The Good Wife nous a offert un excellent début de saison et cet épisode de reprise ne me fera pas mentir en disant qu’il s’agit sans hésiter de la meilleure série judiciaire à l’antenne. Il est amusant de noter la construction presque diabolique de l’épisode (écrit par Michelle et Robert King) qui nous entraîne de la comédie à la tragédie sans accrocs.

En effet, la scène d’introduction donne le ton avec le retour de Dallas Roberts dans le rôle d’Owen, le frère d’Alicia. Comme à son habitude, il apporte une bonne dose de légèreté et d’humour, même s’il sort d’une rupture.
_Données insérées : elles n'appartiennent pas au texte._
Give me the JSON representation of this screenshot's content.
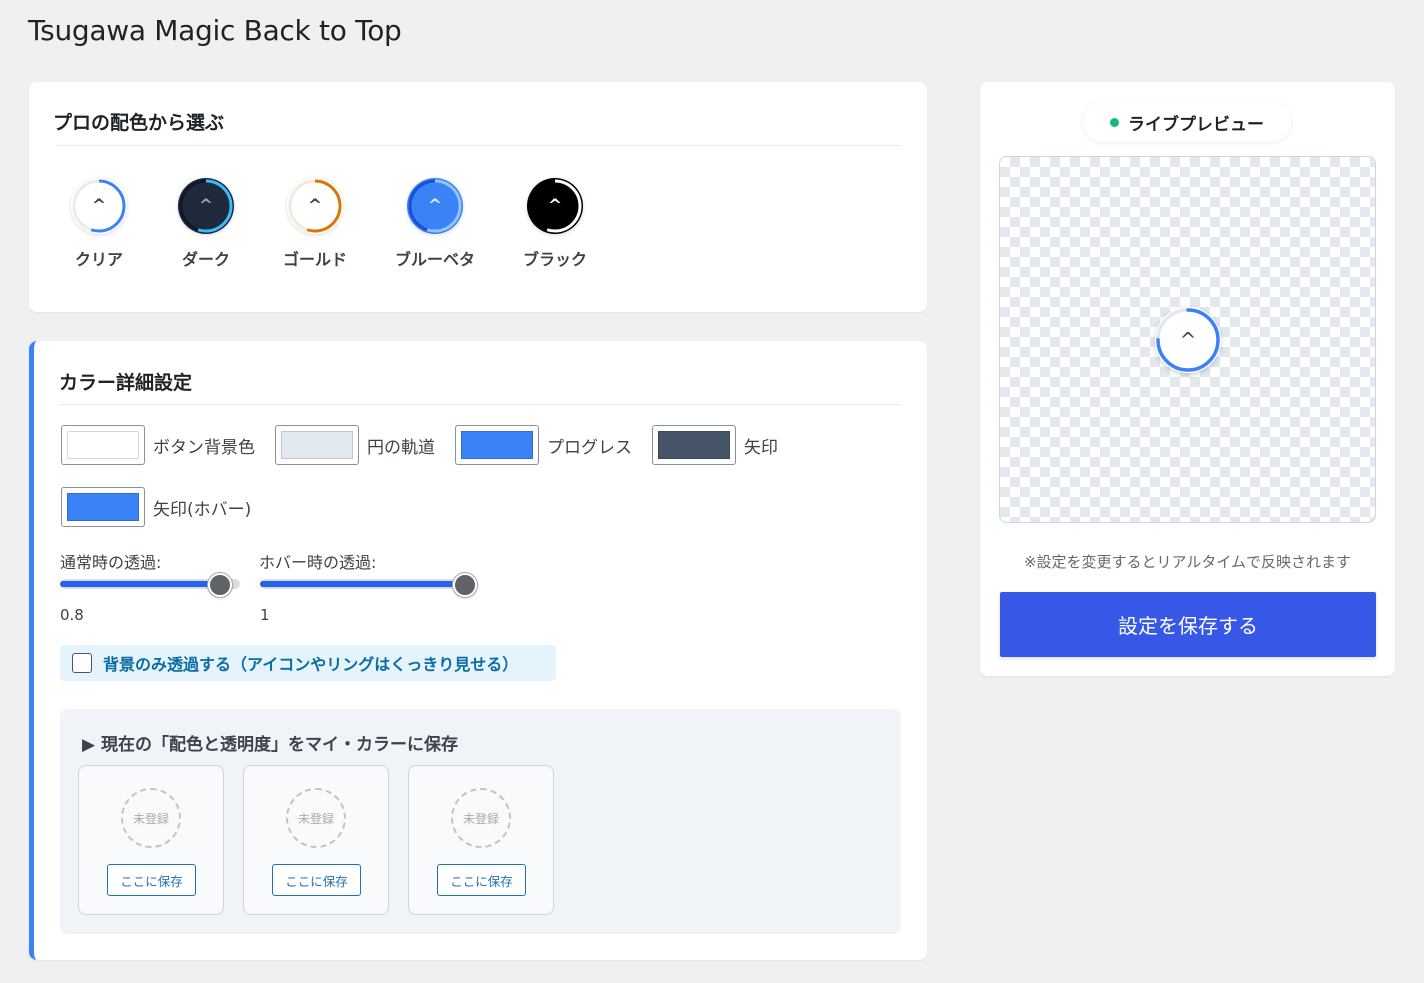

Si Alicia est abasourdie de le voir papoter avec Will, qu’aurait-elle pensé de sa conversation avec Jackie ? Réunir ces deux-là autour d’une bouteille de vin était une très bonne façon de s’assurer un fou rire chez le spectateur. Malgré son hilarité, cette scène démontre néanmoins des limites dans l’exploitation du personnage qui officie – certes efficacement – comme un substitut à Eli, absent de l’épisode. Owen est toujours plus pertinent lorsqu’il est seul avec sa sœur. Qu’ils se chamaillent tels des enfants ou qu’ils discutent du sens profond de l’amour, ces deux-là sont toujours un plaisir à regarder, et cela, grâce à la sincérité de l’écriture et de l’interprétation. On se réjouira donc d’apprendre qu’Owen va rester parmi nous encore quelque temps.

La série n’a pourtant pas oublié son pessimisme et l’affaire du jour se transforme vite en choix cornélien. La thématique du couple que l’on essaie de monter l’un contre l’autre est classique. Pourtant, son traitement évite à la série de sombrer dans le pathos inutile. The Good Wife sait prendre de la distance avec elle-même lorsque cela est nécessaire : en témoigne la remarque sur le fait que Cary est toujours assigné aux mêmes affaires que Lockhart Gardner.

L’amour des jeunes accusés défiera tous les préjugés des avocats, tout comme Will sera pris à son propre piège lorsqu’il prend un jeune homme pour un délinquant simplement parce qu’il est noir, et que celui-ci se révèlera être un citoyen modèle.

Le titre de l’épisode parle d’une rupture et c’est, au final, une rupture professionnelle qui animera l’épisode. En effet, Will sait désormais que Diane veut monter son propre cabinet. La guerre est lancée par une dispute où l’on ne sait qui croire, même s’il est plus probable qu’ils se voilent tous les deux la face et que Bond est celui qui a machiné (mais à quelle fin?) pour instiller la suspicion entre eux.

Comme prévu, Alicia va devoir choisir son camp, agissant ainsi comme symbole de tous les clients et avocats pour lesquels les deux vont se battre. Si Diane utilise la carte féministe, Will fera sans doute jouer leur histoire passée, et pourquoi pas ses sentiments. Il a prouvé dans cet épisode qu’il était prêt à aller très loin pour gagner une affaire, ce qui n’a pas échappé à Alicia. Une intrigue qui s’annonce déjà fort passionnante. Elle révèlera, à n’en pas douter, la vraie nature des personnages et a, d’ores et déjà, toutes les caractéristiques d’une vraie tragédie grecque.